Una joven cuida con devoción a su abuela enferma, pero cuando esta fallece, lo único que recibe es un viejo sofá.

Para Débora, ayudar a su abuela era lo más importante que podía hacer. Teresa, había estado a su lado durante toda su infancia. Ahora que Teresa estaba en la etapa final de su vida, Débora quería estar a su lado, a pesar de las dificultades que suponía su vida como madre soltera de dos hijos.

Cuando Teresa suplicó que le dejaran morir en casa, fue Débora quien pidió seis meses de permiso sin sueldo en su trabajo y se mudó a la casa de su abuela con sus dos hijos.

Imagen con fines ilustrativos. | Foto: Unsplash

Mientras tanto, Marta había reservado un crucero por el mundo de tres meses y sin importarle el estado de salud su madre Teresa.
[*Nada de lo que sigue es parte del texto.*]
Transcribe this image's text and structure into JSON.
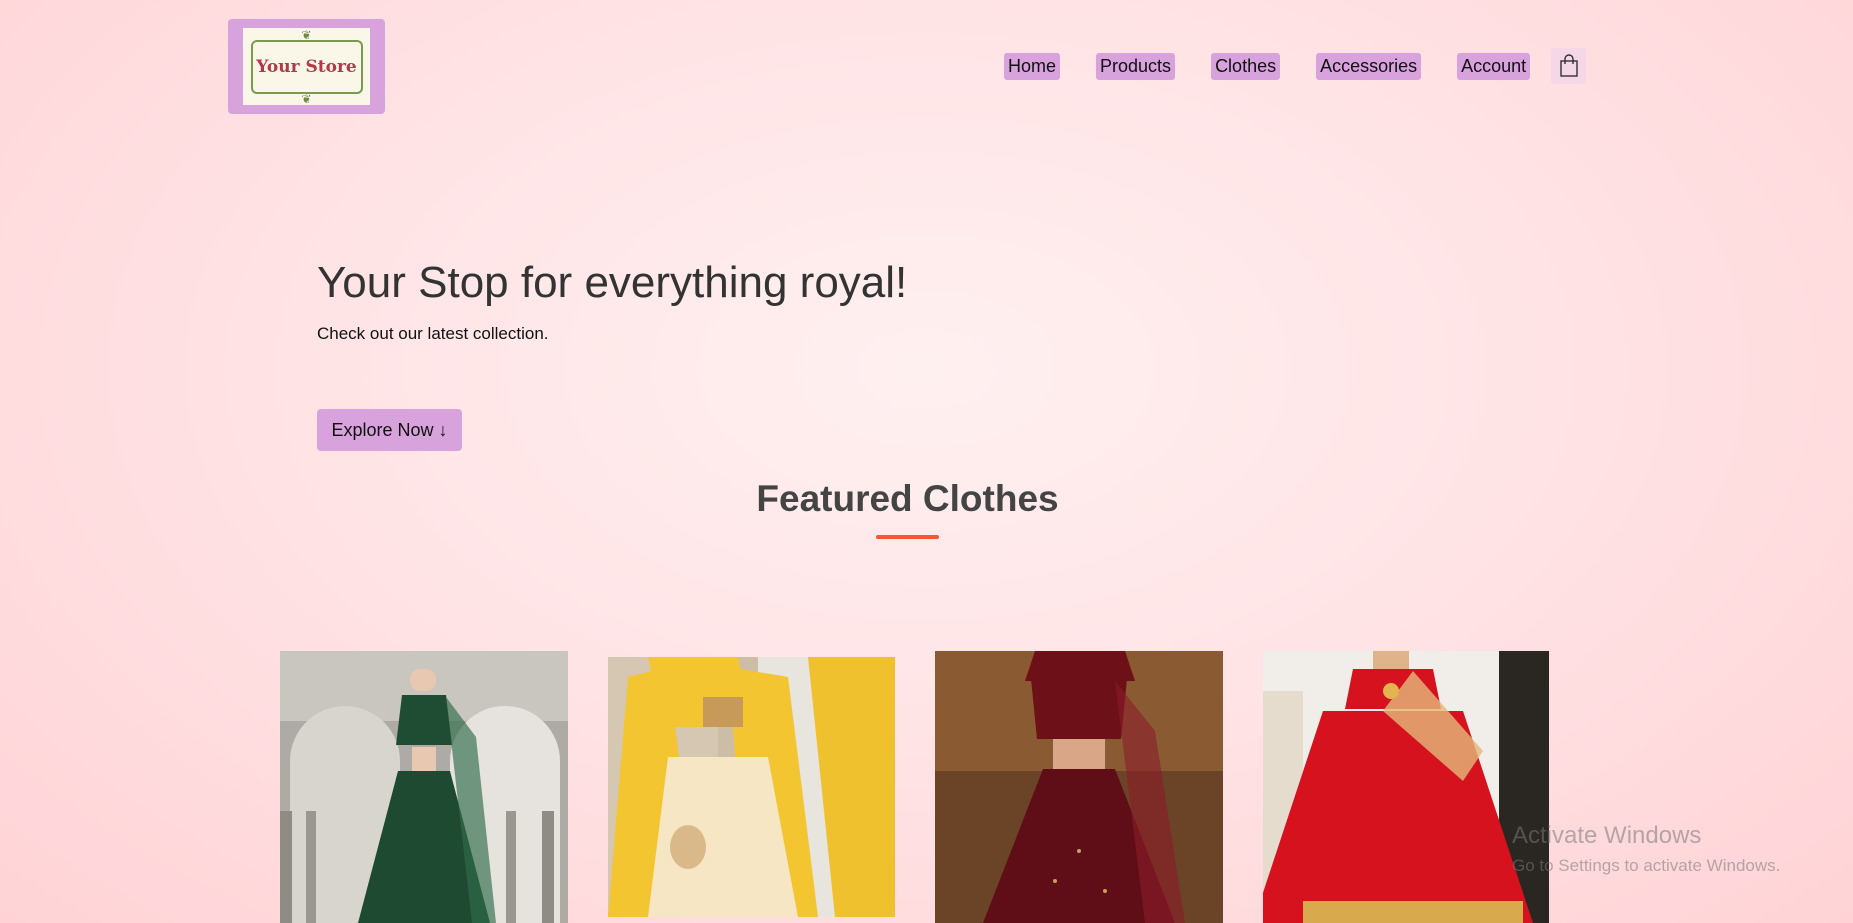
{
  "header": {
    "logo_text": "Your Store",
    "nav": [
      "Home",
      "Products",
      "Clothes",
      "Accessories",
      "Account"
    ]
  },
  "hero": {
    "title": "Your Stop for everything royal!",
    "subtitle": "Check out our latest collection.",
    "cta_label": "Explore Now ↓"
  },
  "featured": {
    "title": "Featured Clothes",
    "products": [
      {
        "name": "green-lehenga",
        "dress": "#1f4d34",
        "bg": "#a9a7a2"
      },
      {
        "name": "yellow-lehenga",
        "dress": "#f2c531",
        "bg": "#d9c9b2"
      },
      {
        "name": "maroon-lehenga",
        "dress": "#6e1018",
        "bg": "#7a4e2c"
      },
      {
        "name": "red-lehenga",
        "dress": "#d6121e",
        "bg": "#efeae4"
      }
    ]
  },
  "watermark": {
    "title": "Activate Windows",
    "subtitle": "Go to Settings to activate Windows."
  },
  "colors": {
    "accent": "#d8a2dc",
    "underline": "#ff523b",
    "background": "#ffe4e6"
  }
}
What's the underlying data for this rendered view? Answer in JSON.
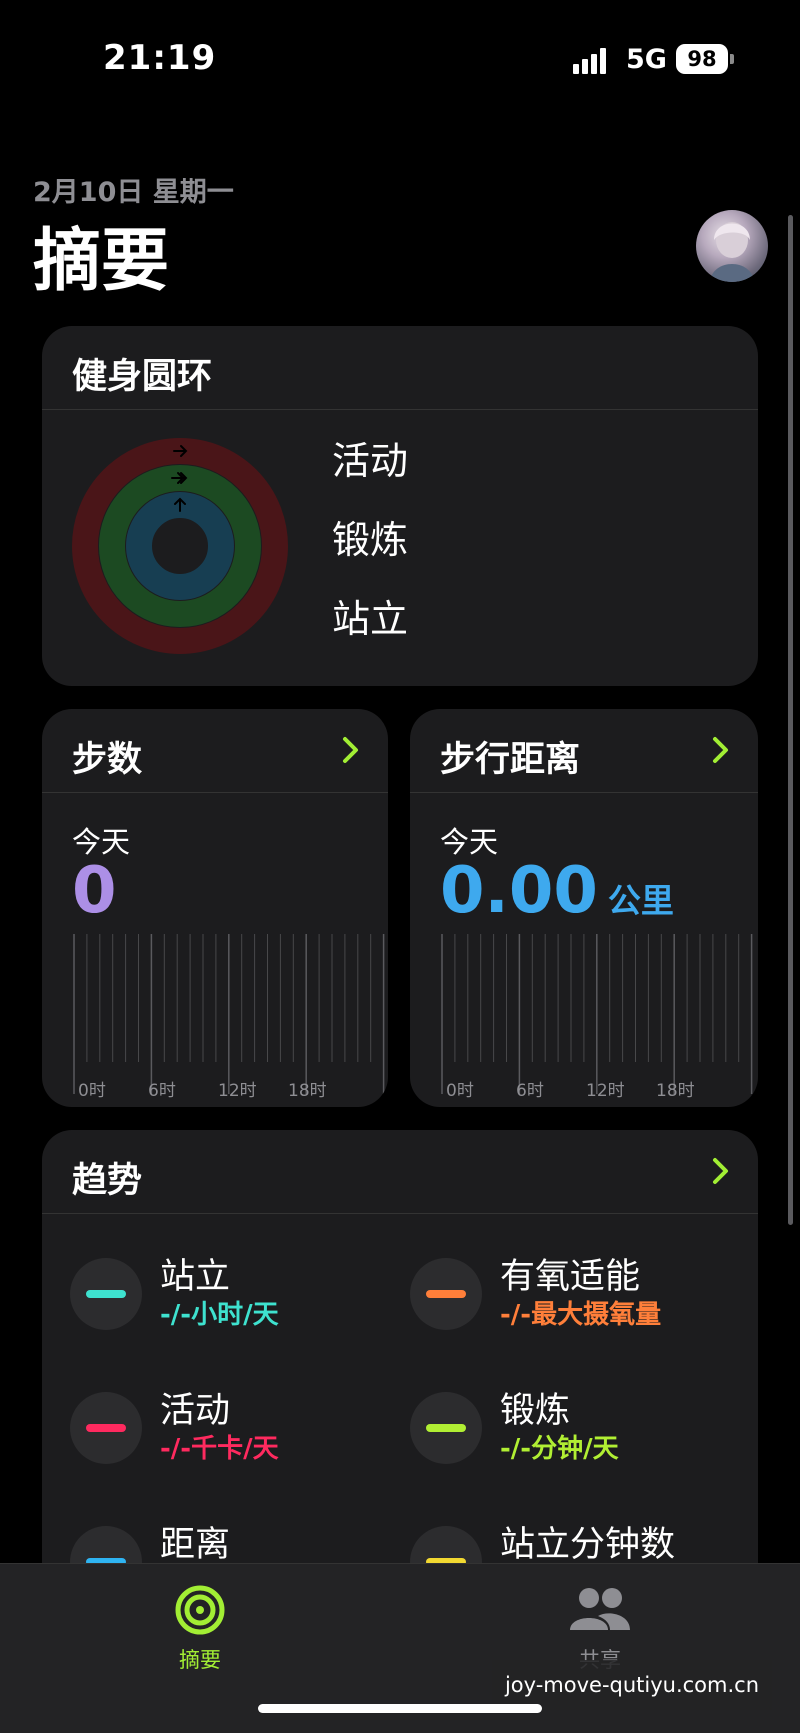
{
  "status_bar": {
    "time": "21:19",
    "network": "5G",
    "battery": "98"
  },
  "header": {
    "date": "2月10日 星期一",
    "title": "摘要"
  },
  "rings_card": {
    "title": "健身圆环",
    "labels": [
      "活动",
      "锻炼",
      "站立"
    ],
    "colors": {
      "move": "#4a1518",
      "exercise": "#1c4a22",
      "stand": "#173e52"
    }
  },
  "steps_card": {
    "title": "步数",
    "today": "今天",
    "value": "0",
    "color": "#ac8fe6"
  },
  "distance_card": {
    "title": "步行距离",
    "today": "今天",
    "value": "0.00",
    "unit": "公里",
    "color": "#3ea9ee"
  },
  "hour_ticks": [
    "0时",
    "6时",
    "12时",
    "18时"
  ],
  "trends_card": {
    "title": "趋势",
    "items": [
      {
        "name": "站立",
        "value": "-/-小时/天",
        "color": "#3ee2cf"
      },
      {
        "name": "有氧适能",
        "value": "-/-最大摄氧量",
        "color": "#ff7f3a"
      },
      {
        "name": "活动",
        "value": "-/-千卡/天",
        "color": "#ff2a5f"
      },
      {
        "name": "锻炼",
        "value": "-/-分钟/天",
        "color": "#b1ef33"
      },
      {
        "name": "距离",
        "value": "",
        "color": "#2fb4f2"
      },
      {
        "name": "站立分钟数",
        "value": "",
        "color": "#f2d931"
      }
    ]
  },
  "tab_bar": {
    "summary_label": "摘要",
    "sharing_label": "共享"
  },
  "accent_color": "#a2ee34",
  "watermark": "joy-move-qutiyu.com.cn"
}
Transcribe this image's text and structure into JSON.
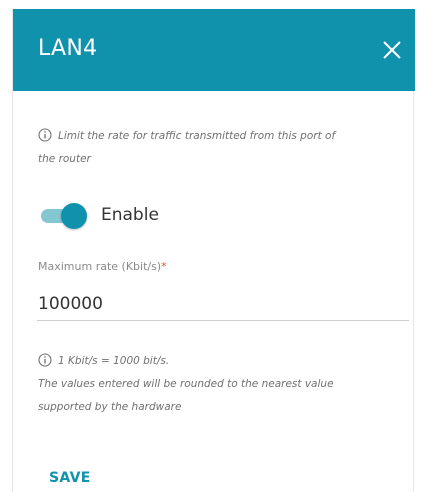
{
  "dialog": {
    "title": "LAN4",
    "close_icon": "close-icon"
  },
  "description": {
    "icon": "info-icon",
    "line1": "Limit the rate for traffic transmitted from this port of",
    "line2": "the router"
  },
  "enable_toggle": {
    "label": "Enable",
    "state": "on"
  },
  "max_rate": {
    "label": "Maximum rate (Kbit/s)",
    "required_mark": "*",
    "value": "100000"
  },
  "hint": {
    "icon": "info-icon",
    "line1": "1 Kbit/s = 1000 bit/s.",
    "line2": "The values entered will be rounded to the nearest value",
    "line3": "supported by the hardware"
  },
  "actions": {
    "save_label": "SAVE"
  },
  "colors": {
    "accent": "#1192ac",
    "required": "#e2502d"
  }
}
Durante los cuatro meses siguientes, Débora cuidó de su abuela con ternura, como si fuera uno de sus bebés.

Cuando el dolor de Teresa disminuía, ella y Débora pasaban horas hablando, y la mujer mayor recordaba su vida. Débora tomaba sus manos y las besaba.

 

“Quiero que sepas cuánto te quiero, abuelita”, le susurraba cada día. “Siempre estarás en mi corazón”. Los ojos de Teresa se cerraban lentamente bajo el efecto de los analgésicos y se dormía sonriendo.

Una noche, no despertó del profundo sueño. La última visión de Teresa, su última dulce sonrisa, fue para Débora. Se hundió en un sueño interminable con la mano de su nieta apretada contra su mejilla.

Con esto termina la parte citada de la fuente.